К 220 - летию А.С. Пушкина. Пушкин о Суде

К 220-летию А.С. Пушкина

 
ПУШКИН О СУДЕ 

Поэма Пушкина «Анджело» представляет собой вольное переложение в стихах драмы В.Шекспира «Мера за меру», действие в ней перенесено в Италию, и она более других произведений Пушкина посвящена прямому разрешению богословских и нравственных вопросов и именно потому и была не понята современниками и воспринята ими с неподдельным недоумением. 

По этому поводу Пушкин говорил П.В.Нащокину: «Наши критики не обратили внимания на эту пиесу и думают, что это одно из слабых моих сочинений, тогда как ничего лучшего я не написал». Попробуем разобраться, почему так высоко оценил Пушкин одно из последних своих произведений. 

Сюжет поэмы прост и сложен одновременно. Казалось бы нет ничего необычного во властителе лицемере, пользующимся своим положением и склоняющим к плотскому греху с ним сестру обречённого на смерть, пытающуюся заступиться за брата Но суть вопроса в том, что сестра обречённого глубоко верующая девица, готовящаяся принять пострижение в монахини, а властитель суровый, но справедливый до нежданной встречи с чистой юной девицей, воспитавший самого себя в строгой морали аскет: 

И тут неожиданно для обоих возникает обоюдно тяжёлая безысходная ситуация, неразрешимая для них средствами, с которыми они привыкли действовать ранее. От чистых праведных слов в защиту прелюбодея, брата юной его сестры, готовящейся в монастырь, вдруг возникшая в душе законника любовь толкает его на преступное предложение сестре спасти брата ценой прелюбодеяния с ним. Сестра же, готовая на любые жертвы ради своего брата, т.е. готова жертвовать телом, однако не готова жертвовать душою в объятиях развратника. 
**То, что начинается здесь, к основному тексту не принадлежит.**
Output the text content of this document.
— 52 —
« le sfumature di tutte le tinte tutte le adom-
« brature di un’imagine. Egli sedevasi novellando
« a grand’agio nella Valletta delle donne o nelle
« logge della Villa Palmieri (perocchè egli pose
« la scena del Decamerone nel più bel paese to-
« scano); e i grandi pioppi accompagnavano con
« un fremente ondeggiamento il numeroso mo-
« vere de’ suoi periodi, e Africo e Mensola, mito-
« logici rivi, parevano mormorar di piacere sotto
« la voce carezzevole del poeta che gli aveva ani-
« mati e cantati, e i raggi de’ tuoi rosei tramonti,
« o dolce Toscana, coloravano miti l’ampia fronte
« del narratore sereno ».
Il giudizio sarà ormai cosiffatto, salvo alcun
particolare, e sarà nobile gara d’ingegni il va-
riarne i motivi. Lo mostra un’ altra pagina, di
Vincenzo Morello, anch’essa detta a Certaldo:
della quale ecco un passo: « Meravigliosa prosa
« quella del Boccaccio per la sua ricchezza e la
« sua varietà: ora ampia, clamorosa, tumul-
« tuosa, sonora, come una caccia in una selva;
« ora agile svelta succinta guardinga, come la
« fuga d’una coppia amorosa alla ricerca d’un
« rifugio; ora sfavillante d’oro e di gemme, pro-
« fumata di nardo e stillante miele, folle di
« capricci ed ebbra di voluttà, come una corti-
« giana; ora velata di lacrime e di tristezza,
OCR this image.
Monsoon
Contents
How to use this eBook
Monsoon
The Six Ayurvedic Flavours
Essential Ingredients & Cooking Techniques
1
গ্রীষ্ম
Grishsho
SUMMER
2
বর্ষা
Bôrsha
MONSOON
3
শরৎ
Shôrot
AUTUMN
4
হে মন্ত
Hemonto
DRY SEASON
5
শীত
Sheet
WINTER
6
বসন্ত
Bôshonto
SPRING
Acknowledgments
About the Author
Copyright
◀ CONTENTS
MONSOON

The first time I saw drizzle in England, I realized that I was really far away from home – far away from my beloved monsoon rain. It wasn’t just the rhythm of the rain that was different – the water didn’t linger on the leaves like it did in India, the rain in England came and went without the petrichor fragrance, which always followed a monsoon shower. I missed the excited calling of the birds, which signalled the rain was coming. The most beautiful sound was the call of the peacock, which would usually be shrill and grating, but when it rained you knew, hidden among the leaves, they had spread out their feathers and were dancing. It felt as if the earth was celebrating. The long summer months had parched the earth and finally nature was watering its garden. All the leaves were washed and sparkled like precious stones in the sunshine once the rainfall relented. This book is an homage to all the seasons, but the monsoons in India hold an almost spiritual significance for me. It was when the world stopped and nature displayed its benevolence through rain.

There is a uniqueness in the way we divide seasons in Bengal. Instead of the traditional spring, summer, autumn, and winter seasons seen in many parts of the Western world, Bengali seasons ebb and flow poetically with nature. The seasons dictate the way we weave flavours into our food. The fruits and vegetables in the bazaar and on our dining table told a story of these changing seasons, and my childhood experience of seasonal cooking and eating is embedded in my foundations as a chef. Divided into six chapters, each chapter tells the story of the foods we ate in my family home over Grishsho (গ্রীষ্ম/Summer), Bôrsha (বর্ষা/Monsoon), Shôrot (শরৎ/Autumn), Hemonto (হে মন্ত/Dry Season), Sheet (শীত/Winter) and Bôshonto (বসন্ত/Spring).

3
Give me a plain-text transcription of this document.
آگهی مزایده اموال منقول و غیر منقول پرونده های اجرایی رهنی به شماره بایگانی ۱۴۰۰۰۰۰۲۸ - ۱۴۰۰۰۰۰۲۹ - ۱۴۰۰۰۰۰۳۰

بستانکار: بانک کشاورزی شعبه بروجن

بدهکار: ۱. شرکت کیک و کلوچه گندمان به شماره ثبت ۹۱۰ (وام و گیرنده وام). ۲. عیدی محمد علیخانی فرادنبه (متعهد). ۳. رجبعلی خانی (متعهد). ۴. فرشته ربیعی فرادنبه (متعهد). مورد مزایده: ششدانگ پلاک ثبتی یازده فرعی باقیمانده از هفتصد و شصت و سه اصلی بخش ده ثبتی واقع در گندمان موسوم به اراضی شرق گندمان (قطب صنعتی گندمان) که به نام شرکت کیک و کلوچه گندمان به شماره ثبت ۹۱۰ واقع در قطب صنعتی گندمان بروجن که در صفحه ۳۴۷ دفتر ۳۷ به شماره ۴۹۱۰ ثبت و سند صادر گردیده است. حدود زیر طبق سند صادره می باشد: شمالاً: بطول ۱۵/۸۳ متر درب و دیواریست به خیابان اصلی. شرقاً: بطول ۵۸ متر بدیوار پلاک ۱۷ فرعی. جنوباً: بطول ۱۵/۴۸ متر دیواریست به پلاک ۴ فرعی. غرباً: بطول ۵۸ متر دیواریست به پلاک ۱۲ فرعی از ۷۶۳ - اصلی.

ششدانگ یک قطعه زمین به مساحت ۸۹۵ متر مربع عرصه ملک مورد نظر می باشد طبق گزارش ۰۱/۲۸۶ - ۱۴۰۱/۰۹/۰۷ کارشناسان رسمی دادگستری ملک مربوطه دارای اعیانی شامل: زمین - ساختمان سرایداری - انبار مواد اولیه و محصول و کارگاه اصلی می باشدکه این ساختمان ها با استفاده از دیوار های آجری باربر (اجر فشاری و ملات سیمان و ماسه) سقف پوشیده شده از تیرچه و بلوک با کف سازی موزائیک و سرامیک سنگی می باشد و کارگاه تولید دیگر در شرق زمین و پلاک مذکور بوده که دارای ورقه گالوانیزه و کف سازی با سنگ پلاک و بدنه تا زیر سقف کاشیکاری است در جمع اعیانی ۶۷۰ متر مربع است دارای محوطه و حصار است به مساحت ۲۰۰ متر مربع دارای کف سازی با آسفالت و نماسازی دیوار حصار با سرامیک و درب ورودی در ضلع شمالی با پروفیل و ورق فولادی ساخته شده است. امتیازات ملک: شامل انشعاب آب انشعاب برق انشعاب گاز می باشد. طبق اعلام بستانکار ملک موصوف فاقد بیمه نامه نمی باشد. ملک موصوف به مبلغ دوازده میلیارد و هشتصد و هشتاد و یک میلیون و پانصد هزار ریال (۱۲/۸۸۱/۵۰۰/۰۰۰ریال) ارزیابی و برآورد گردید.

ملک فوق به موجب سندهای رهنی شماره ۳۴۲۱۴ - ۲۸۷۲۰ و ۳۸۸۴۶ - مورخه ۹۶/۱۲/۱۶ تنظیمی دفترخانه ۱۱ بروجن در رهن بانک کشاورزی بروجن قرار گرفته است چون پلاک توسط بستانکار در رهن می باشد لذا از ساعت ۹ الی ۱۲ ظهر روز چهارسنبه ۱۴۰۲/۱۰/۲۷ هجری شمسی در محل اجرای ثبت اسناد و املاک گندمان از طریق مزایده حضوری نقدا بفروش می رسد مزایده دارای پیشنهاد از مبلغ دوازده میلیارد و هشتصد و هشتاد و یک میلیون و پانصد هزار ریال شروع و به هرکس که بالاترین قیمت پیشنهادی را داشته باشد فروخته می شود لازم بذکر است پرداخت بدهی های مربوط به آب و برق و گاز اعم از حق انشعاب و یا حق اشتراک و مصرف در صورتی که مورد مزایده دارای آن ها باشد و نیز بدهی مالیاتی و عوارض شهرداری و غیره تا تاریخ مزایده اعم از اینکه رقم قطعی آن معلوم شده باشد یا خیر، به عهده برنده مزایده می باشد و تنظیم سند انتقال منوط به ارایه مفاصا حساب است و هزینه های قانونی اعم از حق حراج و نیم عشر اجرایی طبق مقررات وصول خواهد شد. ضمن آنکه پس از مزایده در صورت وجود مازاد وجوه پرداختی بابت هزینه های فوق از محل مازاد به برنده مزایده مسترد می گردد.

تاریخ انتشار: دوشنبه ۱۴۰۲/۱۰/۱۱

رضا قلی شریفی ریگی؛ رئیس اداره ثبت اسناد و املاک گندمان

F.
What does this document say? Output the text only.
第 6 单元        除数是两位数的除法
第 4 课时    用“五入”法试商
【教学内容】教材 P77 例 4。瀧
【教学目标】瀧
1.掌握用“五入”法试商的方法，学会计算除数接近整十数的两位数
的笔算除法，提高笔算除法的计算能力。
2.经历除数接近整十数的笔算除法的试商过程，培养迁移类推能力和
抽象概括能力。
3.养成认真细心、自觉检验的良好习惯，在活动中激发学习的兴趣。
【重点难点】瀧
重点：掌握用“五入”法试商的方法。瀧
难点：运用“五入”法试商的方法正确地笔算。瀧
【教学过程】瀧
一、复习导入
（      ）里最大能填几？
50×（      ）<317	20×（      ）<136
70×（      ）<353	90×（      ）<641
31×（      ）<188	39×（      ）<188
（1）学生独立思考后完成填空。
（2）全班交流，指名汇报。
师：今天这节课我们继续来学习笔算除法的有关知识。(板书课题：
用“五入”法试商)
В ходе разговоров с властителем верующая сестра поневоле нравственно соглашается с ним, когда он предлагает искупить казнь брата своим падением, думая, что он проверяет её, но дело оказывается куда сложнее. 


Так на чём же держится закон и власть и вера? – безмолвно спрашивает нас Пушкин. И отвечает, - на чём угодно, только не на жертвенной целомудренной любви. Сестра казалось бы готова жертвовать собою, но только не спокойствием своей души – «брат лучше раз умри, чем гибнуть мне навечно», властитель же годами стеснявший себя суровыми трудами, воспитывающими его волю – «стеснивший весь себя оградою законной, бледнеющий в трудах, ученье и посте» « теперь дал волю стремлению страстей». «Чистой девой побеждённый» властитель с непреклонной до времени испытания свыше его сил волей вроде бы и не виноват: 

Но вот что интересно в сей коллизии, - так это то, что властитель, так уважаемый людьми, ничего в жизни не знает кроме воли и самообладания, и именно поэтому готов ради исполнения своей воли на любые ухищрения лжи, на любую жестокость во имя своего спокойствия, и не теряет самообладания в любой ситуации - «побеждает себя, успевая оправиться». 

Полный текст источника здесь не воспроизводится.